Regarding cultural differences and business behavior: I think you are right. You may have noticed my previous comments about the regions where business AI has been launched, which reflect markets where we know business messaging is already active. We also know we need to invest more aggressively to figure out how to operate in markets that have not yet taken this path for various historical reasons. Therefore, I see this as a challenge to establish broader business messaging, but at the same time, it is an area where we believe AI can help reduce the cost of business-to-business conversations to some extent, thereby facilitating dialogue and interaction between businesses and users in developed markets in a scalable way.

Q: In the days leading up to TikTok's suspension (even though the actual suspension lasted only about 14 hours), did you observe any changes in advertiser behavior and/or their spending on the platform?

Another question about gross margins for 2025. I know you do not provide gross margin guidance, but given the significant increase in capital expenditures planned for this year and the extension of server lifespans to five and a half years, do you think these two factors could offset each other?

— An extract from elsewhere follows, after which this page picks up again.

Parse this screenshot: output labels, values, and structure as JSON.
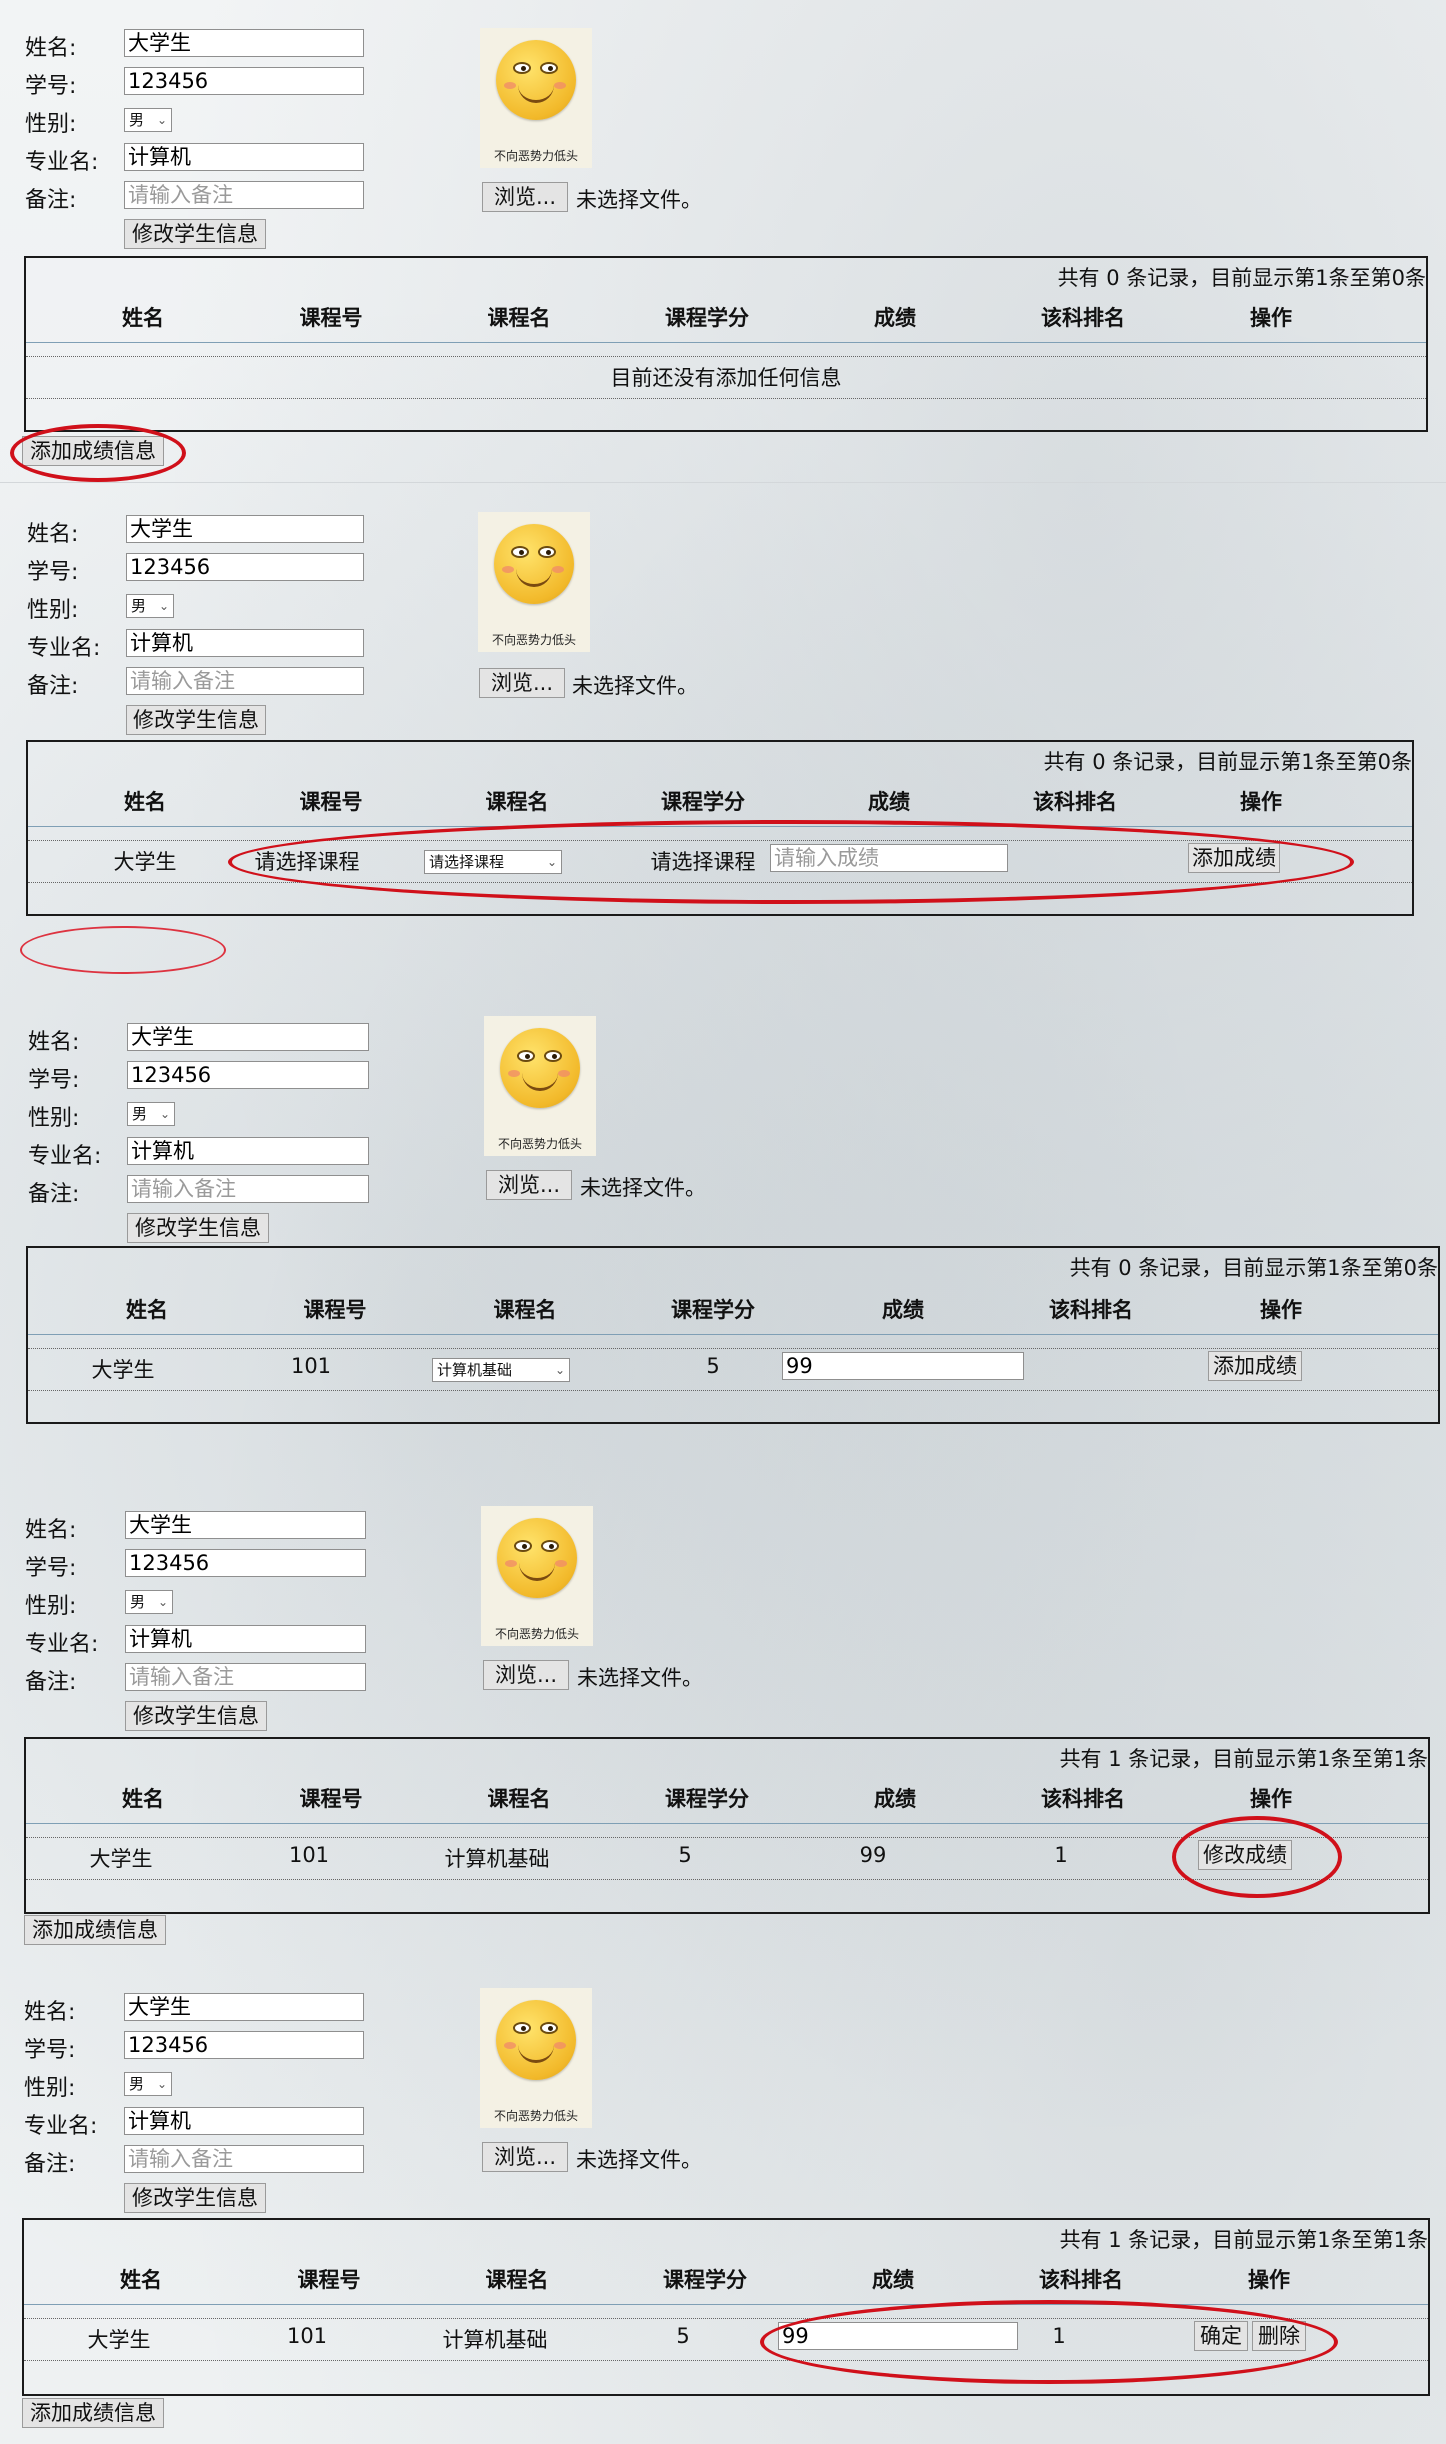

How will this year's gross margin be affected? Can they offset each other?

A: Regarding TikTok's suspension: As you pointed out, the actual suspension time for TikTok was very brief. Therefore, it did not have a material impact on our revenue or user engagement metrics for the first quarter of 2025. Moreover, I don't think we have more specific information to share on this matter. Our focus remains on building the best services for our community and driving growth through these efforts.

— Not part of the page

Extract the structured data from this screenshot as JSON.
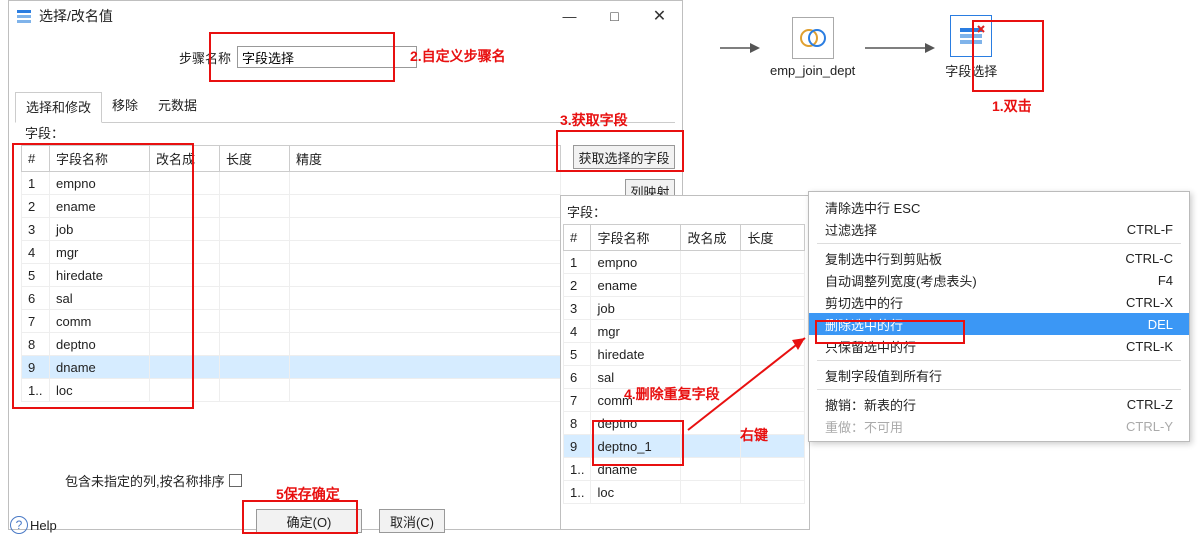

Regarding the gross margin question: The main drivers of cost revenue growth in 2025 will be infrastructure costs, followed by Reality Labs.

Q: I would like to ask a question about Reality Labs. Susan, could you elaborate on the main categories of spending you anticipate for Reality Labs in 2025? Do you think the scale of spending for Reality Labs has already peaked?

A: Overall, we believe that investments in Reality Labs are primarily distributed across two categories:

(1) Metaverse, including virtual reality (VR), mixed reality (MR), and social ecosystems;(2) Wearable devices, including our augmented reality (AR) and artificial intelligence glasses work. We expect that by 2025, about half of RL's investments will be allocated to wearable device programs, with the other half going to the metaverse.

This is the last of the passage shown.